The following is a comment about this post from a friend and associate:
When I was a freshman in college, I took seven courses per semester. SEVEN! Sociology, history, philosophy, theology, English, language and a course in science were requirements for graduation. Slowly but steadfastly, American universities have eliminated most of the humanity requirements and diluted the course load by giving more “credit hours” for fewer courses. In most places, you can graduate by taking 32 courses. Next came the real culprit — grade dilution. By the mid 70s, students rushed to matriculate in classes where the professors were known for high grading. I knew no one in my class who had a gpa over 3.7, because no one did. It was all but unattainable. Today, it’s practically the norm.
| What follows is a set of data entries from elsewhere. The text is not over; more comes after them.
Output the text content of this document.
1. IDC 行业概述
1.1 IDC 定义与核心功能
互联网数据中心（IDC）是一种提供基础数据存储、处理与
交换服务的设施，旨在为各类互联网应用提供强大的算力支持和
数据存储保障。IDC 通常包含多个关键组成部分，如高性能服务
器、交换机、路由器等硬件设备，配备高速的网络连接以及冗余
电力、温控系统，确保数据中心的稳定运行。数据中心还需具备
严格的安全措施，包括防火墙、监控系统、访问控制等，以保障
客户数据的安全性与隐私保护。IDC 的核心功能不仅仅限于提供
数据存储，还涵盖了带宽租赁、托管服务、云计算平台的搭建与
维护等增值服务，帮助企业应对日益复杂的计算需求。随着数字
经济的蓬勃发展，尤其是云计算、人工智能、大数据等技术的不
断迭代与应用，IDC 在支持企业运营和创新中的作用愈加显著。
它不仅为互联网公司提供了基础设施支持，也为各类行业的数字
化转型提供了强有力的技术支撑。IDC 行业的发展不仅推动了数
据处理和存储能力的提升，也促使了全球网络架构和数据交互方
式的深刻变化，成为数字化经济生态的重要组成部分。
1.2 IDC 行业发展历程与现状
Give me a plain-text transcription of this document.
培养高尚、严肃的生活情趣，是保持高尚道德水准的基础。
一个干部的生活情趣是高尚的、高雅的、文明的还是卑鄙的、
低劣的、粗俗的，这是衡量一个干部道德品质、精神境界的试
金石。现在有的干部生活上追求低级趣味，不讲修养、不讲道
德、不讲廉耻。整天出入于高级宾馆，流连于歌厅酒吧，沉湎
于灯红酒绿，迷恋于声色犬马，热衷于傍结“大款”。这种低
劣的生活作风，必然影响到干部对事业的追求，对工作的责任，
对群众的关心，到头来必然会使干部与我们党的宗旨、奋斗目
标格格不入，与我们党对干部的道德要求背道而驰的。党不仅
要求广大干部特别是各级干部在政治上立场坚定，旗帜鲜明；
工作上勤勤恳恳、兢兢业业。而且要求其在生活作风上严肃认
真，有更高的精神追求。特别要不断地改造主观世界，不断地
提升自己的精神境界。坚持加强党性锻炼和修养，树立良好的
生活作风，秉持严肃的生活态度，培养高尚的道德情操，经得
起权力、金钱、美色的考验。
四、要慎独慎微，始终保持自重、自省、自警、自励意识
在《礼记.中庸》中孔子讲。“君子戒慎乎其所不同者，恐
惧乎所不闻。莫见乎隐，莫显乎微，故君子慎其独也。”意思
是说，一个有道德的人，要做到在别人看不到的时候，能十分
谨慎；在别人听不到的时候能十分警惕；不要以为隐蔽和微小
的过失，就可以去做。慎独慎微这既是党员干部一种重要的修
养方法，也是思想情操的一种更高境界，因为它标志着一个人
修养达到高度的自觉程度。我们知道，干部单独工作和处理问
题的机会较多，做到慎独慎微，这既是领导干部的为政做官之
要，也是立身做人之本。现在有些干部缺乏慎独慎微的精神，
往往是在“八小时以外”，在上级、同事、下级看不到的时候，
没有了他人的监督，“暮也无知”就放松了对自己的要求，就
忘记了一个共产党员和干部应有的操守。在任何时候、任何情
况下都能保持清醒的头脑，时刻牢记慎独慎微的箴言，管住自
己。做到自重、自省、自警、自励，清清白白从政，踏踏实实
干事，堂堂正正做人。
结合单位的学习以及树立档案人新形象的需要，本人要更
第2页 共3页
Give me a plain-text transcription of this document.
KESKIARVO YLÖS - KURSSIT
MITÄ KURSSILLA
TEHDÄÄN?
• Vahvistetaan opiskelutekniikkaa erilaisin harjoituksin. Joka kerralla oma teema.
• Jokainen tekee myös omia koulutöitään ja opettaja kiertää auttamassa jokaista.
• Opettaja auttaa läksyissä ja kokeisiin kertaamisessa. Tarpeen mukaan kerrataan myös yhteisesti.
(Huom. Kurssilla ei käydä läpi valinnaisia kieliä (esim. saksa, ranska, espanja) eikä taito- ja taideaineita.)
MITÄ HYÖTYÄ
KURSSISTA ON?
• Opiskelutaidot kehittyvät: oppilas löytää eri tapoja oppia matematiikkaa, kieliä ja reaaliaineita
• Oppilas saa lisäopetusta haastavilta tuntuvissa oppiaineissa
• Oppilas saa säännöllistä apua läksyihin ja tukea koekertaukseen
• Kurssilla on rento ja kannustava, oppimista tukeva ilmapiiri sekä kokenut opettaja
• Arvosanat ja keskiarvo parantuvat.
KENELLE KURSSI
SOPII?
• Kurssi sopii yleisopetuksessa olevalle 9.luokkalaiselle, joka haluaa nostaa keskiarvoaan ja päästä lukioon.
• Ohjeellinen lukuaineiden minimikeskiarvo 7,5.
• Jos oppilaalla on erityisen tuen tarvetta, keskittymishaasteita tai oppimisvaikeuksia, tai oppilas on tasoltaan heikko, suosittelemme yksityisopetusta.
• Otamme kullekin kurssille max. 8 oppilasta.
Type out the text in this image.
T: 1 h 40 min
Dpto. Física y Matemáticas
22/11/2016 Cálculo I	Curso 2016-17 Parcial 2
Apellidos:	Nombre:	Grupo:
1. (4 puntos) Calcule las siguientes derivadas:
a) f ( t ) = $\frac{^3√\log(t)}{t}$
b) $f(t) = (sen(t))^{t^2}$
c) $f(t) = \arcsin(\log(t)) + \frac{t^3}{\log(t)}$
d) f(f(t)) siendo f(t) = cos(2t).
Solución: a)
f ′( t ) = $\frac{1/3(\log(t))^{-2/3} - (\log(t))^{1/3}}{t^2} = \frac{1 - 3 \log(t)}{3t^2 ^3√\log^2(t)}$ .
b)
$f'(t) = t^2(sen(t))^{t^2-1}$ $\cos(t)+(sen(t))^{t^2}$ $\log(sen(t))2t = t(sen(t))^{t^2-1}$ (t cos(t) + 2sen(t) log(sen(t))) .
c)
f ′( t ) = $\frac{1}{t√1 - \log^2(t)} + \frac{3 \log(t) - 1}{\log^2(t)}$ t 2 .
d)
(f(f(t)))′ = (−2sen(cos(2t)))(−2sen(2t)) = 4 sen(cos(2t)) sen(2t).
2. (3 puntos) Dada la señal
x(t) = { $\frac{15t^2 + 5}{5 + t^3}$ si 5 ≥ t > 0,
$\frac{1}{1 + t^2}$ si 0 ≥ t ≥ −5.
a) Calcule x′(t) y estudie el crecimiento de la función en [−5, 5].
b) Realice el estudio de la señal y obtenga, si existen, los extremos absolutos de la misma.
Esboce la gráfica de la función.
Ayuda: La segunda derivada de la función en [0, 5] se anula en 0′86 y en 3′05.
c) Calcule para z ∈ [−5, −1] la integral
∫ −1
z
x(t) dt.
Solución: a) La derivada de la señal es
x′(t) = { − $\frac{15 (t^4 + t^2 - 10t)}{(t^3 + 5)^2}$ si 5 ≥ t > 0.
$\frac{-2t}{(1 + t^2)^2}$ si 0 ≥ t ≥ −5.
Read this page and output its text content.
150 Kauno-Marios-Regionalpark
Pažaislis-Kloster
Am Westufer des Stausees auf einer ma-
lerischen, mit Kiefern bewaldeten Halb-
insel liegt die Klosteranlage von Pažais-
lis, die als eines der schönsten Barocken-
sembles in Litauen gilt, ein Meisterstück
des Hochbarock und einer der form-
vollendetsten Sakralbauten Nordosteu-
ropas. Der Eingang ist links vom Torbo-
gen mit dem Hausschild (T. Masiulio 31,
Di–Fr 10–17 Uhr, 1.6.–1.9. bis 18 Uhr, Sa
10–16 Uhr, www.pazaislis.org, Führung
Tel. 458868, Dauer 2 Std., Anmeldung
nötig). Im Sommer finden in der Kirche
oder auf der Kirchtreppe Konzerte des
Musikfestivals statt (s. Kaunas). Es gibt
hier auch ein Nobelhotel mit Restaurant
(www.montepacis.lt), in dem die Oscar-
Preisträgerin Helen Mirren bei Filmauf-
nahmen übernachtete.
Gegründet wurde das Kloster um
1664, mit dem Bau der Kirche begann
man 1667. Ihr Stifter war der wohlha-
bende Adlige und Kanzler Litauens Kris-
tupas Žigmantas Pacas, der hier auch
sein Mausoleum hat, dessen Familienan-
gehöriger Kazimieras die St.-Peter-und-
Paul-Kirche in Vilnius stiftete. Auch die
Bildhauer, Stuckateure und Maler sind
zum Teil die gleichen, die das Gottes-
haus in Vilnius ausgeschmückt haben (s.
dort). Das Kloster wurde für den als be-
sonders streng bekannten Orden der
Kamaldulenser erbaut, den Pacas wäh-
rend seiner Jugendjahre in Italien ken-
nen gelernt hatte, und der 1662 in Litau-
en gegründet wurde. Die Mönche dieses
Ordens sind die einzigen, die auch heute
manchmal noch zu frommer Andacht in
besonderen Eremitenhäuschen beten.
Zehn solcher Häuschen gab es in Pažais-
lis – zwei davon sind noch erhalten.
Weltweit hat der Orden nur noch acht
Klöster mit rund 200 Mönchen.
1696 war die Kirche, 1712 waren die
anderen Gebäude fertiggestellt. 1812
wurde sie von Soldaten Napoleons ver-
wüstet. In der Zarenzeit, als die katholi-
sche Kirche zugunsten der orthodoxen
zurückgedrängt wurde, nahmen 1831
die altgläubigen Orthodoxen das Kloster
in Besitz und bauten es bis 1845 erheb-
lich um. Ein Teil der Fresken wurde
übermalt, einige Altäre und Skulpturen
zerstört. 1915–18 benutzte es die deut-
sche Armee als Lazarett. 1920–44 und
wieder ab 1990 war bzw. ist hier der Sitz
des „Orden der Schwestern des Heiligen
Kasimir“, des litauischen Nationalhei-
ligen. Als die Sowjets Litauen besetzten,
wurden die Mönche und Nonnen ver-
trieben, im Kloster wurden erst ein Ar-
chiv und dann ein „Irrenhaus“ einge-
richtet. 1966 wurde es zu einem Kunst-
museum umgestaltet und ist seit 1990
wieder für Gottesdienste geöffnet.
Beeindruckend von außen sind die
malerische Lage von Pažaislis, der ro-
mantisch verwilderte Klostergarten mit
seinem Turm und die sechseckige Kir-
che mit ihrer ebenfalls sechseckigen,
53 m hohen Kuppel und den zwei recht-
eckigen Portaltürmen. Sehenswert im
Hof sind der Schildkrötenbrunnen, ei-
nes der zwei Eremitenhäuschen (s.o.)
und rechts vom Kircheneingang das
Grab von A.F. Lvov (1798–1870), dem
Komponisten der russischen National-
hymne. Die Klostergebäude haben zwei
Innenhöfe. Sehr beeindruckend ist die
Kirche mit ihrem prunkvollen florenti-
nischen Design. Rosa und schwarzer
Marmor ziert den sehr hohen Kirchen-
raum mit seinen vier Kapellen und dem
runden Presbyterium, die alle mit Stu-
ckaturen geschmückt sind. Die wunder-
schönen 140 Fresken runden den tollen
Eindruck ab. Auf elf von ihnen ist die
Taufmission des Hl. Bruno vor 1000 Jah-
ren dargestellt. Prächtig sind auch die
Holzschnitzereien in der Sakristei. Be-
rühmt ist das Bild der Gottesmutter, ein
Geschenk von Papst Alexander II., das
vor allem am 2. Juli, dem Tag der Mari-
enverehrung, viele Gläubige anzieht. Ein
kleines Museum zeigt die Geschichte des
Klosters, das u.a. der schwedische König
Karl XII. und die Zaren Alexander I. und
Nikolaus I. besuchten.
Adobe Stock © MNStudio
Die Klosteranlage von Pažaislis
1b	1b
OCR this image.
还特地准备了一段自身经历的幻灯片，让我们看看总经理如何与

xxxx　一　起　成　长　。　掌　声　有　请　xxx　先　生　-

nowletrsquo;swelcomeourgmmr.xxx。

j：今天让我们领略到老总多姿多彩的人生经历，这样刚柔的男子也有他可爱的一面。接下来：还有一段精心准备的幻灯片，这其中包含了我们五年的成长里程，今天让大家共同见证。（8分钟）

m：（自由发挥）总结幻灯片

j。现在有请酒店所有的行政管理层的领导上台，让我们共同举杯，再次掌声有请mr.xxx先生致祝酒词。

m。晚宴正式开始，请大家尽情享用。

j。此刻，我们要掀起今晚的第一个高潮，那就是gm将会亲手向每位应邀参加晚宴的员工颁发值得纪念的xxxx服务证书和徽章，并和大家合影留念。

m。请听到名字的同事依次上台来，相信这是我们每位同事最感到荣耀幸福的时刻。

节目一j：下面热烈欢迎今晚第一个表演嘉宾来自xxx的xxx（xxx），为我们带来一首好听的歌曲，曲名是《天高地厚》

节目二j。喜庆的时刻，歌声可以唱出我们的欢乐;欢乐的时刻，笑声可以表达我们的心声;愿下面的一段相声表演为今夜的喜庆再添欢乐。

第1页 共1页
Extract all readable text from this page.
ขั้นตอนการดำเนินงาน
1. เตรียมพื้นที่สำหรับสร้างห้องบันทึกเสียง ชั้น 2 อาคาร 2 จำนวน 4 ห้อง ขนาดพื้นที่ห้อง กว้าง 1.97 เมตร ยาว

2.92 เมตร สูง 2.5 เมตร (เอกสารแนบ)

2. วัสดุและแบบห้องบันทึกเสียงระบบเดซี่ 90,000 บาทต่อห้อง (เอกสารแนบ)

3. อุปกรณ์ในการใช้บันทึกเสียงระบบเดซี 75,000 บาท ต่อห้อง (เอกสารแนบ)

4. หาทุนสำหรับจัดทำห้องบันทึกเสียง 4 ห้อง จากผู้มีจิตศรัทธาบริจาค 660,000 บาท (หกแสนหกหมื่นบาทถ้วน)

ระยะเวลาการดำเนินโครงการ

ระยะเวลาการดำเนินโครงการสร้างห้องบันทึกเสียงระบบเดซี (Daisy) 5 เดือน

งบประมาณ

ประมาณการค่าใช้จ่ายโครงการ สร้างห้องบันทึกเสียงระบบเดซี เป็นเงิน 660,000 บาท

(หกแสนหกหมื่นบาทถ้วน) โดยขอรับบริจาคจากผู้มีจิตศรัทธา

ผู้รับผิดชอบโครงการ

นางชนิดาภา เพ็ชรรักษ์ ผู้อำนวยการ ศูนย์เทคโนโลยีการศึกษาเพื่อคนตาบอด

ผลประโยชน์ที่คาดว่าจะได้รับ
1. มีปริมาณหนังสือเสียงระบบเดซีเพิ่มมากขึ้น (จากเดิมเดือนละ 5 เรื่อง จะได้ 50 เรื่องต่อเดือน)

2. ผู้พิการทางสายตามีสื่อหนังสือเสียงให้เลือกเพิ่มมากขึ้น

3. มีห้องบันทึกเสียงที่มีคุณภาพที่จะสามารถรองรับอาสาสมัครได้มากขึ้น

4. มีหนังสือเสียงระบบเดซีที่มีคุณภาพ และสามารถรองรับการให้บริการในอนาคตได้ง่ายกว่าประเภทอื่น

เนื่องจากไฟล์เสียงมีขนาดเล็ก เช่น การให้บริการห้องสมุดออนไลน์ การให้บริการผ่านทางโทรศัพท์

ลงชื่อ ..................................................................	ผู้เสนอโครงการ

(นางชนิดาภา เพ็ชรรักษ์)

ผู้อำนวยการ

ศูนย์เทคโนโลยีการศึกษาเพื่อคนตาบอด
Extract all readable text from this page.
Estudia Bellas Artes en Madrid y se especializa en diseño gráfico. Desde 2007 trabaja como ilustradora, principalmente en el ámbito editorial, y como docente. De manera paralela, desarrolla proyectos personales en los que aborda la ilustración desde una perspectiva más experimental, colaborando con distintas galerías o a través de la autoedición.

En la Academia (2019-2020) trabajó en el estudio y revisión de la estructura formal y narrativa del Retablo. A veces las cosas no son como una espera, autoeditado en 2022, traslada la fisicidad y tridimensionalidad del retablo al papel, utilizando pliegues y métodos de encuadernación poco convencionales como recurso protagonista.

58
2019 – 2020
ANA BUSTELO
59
Remember when Jay Leno would look over to Kevin Eubanks and ask semi-rhetorically, “what’s my favorite source of jokes?” and Kevin would respond on cue, “stupid criminal jokes.” Well, like Leno, I’m consistently harping on a single topic. My thing is not stupid criminal jokes, but the abdication of the educated class from rational analysis. The sheer aversion to logic, analysis and objective thinking displayed by college grads is stunning. BUT — the same can be said of college grads across all age groupings, so something else equally destructive is at work. I contend it’s the erosion of concentration. The culprit? The Chinese water torture we called the media and the addiction to consumerism that is its raison d’etre. The combination of these two diseases is creating a perfect race of eloi [http://en.wikipedia.org/wiki/Eloi] for the coming one-world order. -- J
JOHN LAWRENCE RÉ
Managing Partner/CEO
NORTHERN ARTS ENTERTAINMENT
And the following from Chad Glass:
Welcome to the age of "Jersey Shore" et al. That is the kind of mind numbing tripe that defines American culture today. That is the new normal, the desired level of the bar, the middle of the curve. Subsequently, critical thinking is cul-de-sacced at that level, set at the Jersey Shore level of critical thinking. "Reality" shows are idiotic time wasting activities that enable one to "hang out" and do absolutely nothing. Per this engineered model, the viewers all have surrogate "useless things" experienced -- based on a pre-packaged "hanging out" episode. So even that activity, hanging out, is not necessary anymore. One can never do anything at all and have a virtual experience.
That these experiences are created by external agencies, the viewer/consumer is that much more not in control of their own life. It is all someone else's reality. This is all very deliberate and planned in the hallowed production company board rooms, complete with war room style conference calls and video feeds. The strategies and scenarios are discussed at length with higher ups, out of town or overseas. It is a global operation to create a permanent zombie class of non-thinking human "units." But this is all never discussed overtly. The unwitting zombies just tune in and have non-discussions at work the next day over non-things. They laugh and chit chat and agree later to hang out after work, an empty existence, and have laughs and drinks over their non-reality.